Les enfants sont-ils en danger dans les vélos cargos?

Rédigé par
Adélita Genoud
Société

CIRCULATION • La présence de véhicules imposants et la multiplication des travaux rendent les routes parfois peu sûres pour des usagers de la mobilité douce.

Jean, habitant d’une commune, est à la fois inquiet et en colère face à une pratique qu’il observe de plus en plus fréquemment dans les rues genevoises: le transport de très jeunes enfants à l’avant de vélos cargos.
«Au fil de mes déplacements, j’observe une pratique qui m’interpelle profondément: celle consistant à transporter de très jeunes enfants à l’avant de vélos, dans un espace totalement exposé à la circulation. Sans remettre en cause la légalité de cette pratique, elle soulève à mes yeux une véritable question de responsabilité et de perception du risque», explique-t-il.
Pris dans le trafic
Selon lui, certaines situations rencontrées dans le trafic renforcent ce sentiment d’inquiétude. Il évoque notamment des comportements jugés imprudents, tels que le non-respect de la signalisation lumineuse, l’utilisation de voies réservées aux bus ou aux taxis, ou encore une cohabitation tendue avec les autres usagers de la route. «Ce qui m’alarme particulièrement, ce sont les conditions dans lesquelles cela se déroule parfois», poursuit-il. «Dans ces moments-là, j’ai le sentiment que ces enfants se retrouvent involontairement placés dans une position de vulnérabilité extrême, sans être en mesure de comprendre ni de refuser ce qu’ils vivent.» Il n’est pas le seul. D’autres témoignages lui font écho. «Comment peut-on s’engager dans le trafic particulièrement périlleux en raison de la multiplication de travaux sur le domaine public avec des bambins placés aux premières loges?», relèvent des riverains.
Contacté, le président de l’association Pro Vélo Genève, Olivier Gurtner, propose une lecture différente de la situation. Selon lui, si danger il y a, il est avant tout lié à la présence massive de véhicules motorisés de grande taille en milieu urbain. Il rappelle notamment que la part des immatriculations de SUV a fortement augmenté ces dernières années, atteignant 58% en 2025 selon Comparis.
«Ces voitures représentent un risque réel pour l’ensemble des usagers de la mobilité douce», estime-t-il. Pour le responsable associatif, la réponse ne passe pas par une remise en cause des pratiques cyclistes, mais par une adaptation des infrastructures: «Comme le demandent de nombreux piétons et utilisateurs de vélos, la mise en place de pistes sécurisées demeure la solution la plus efficace. Les nombreux chantiers ouverts à Genève devraient permettre, conformément aux orientations de la nouvelle législation fédérale, de développer ces espaces protégés et de mieux sécuriser la cohabitation entre les différents modes de transport.» 
Davantage d’espaces dédiés
Du côté du Département de la santé et des mobilités (DSM), on affirme: «La sécurité de l’ensemble des usagers de la route constitue une priorité absolue. Qu’il s’agisse des piétons, des cyclistes, des enfants, des personnes âgées ou des automobilistes, chacun doit pouvoir se déplacer dans l’espace public dans les meilleures conditions possibles.» Alors? «Ces dernières années, de nombreux progrès ont été réalisés pour améliorer les déplacements à pied et à vélo.

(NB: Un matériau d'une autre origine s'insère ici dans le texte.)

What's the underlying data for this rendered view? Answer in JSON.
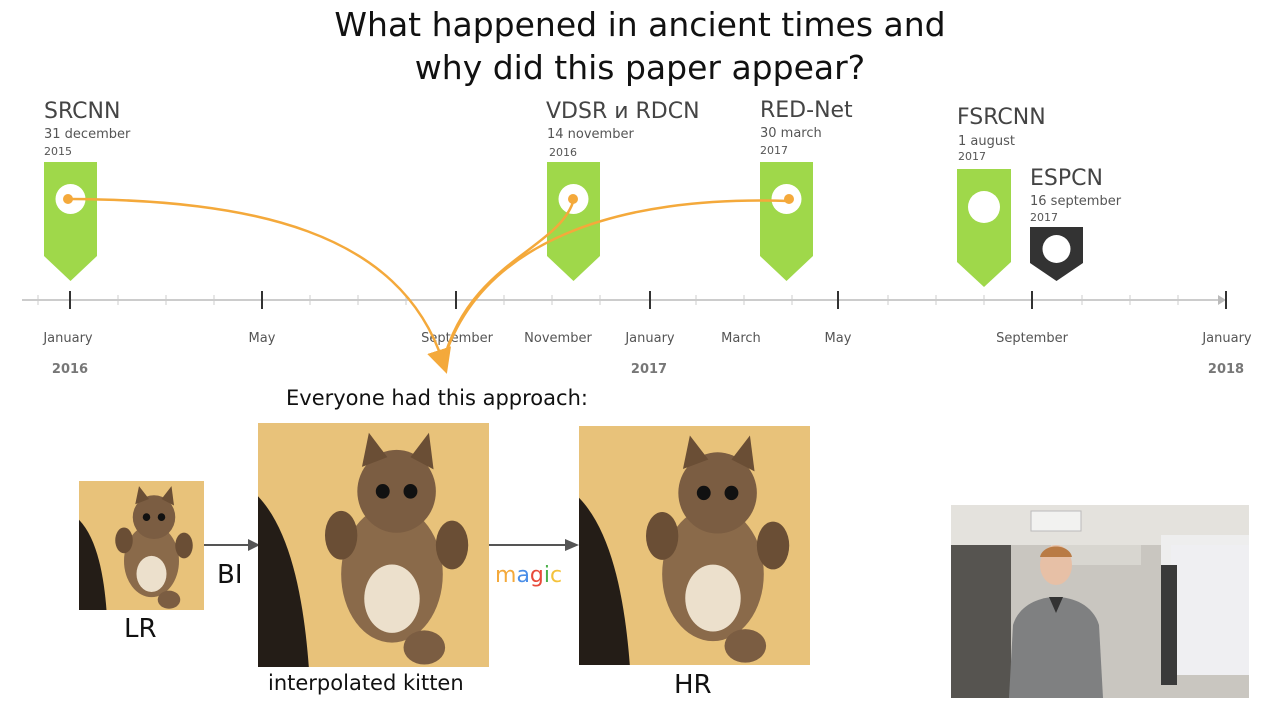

Le développement d’aménagements dédiés ainsi que la sécurisation de nombreux itinéraires contribuent à réduire les risques et à favoriser une meilleure cohabitation entre les différents modes de transport. En collaboration avec l’ensemble des acteurs de la mobilité, ces améliorations doivent se poursuivre. L’expérience montre que lorsque les aménagements sont adaptés et clairement séparés là où cela est nécessaire, les conditions de déplacement s’améliorent pour tous. C’est particulièrement important pour les familles qui choisissent de se déplacer à pied ou à vélo au quotidien.»
Reste évidemment, comme le relève encore le DSM, qu’au-delà des infrastructures, la sécurité repose également sur le respect mutuel entre tous les usagers. Chacun a un rôle à jouer pour que les déplacements  se déroulent dans un climat de  confiance, d’attention et de responsabilité.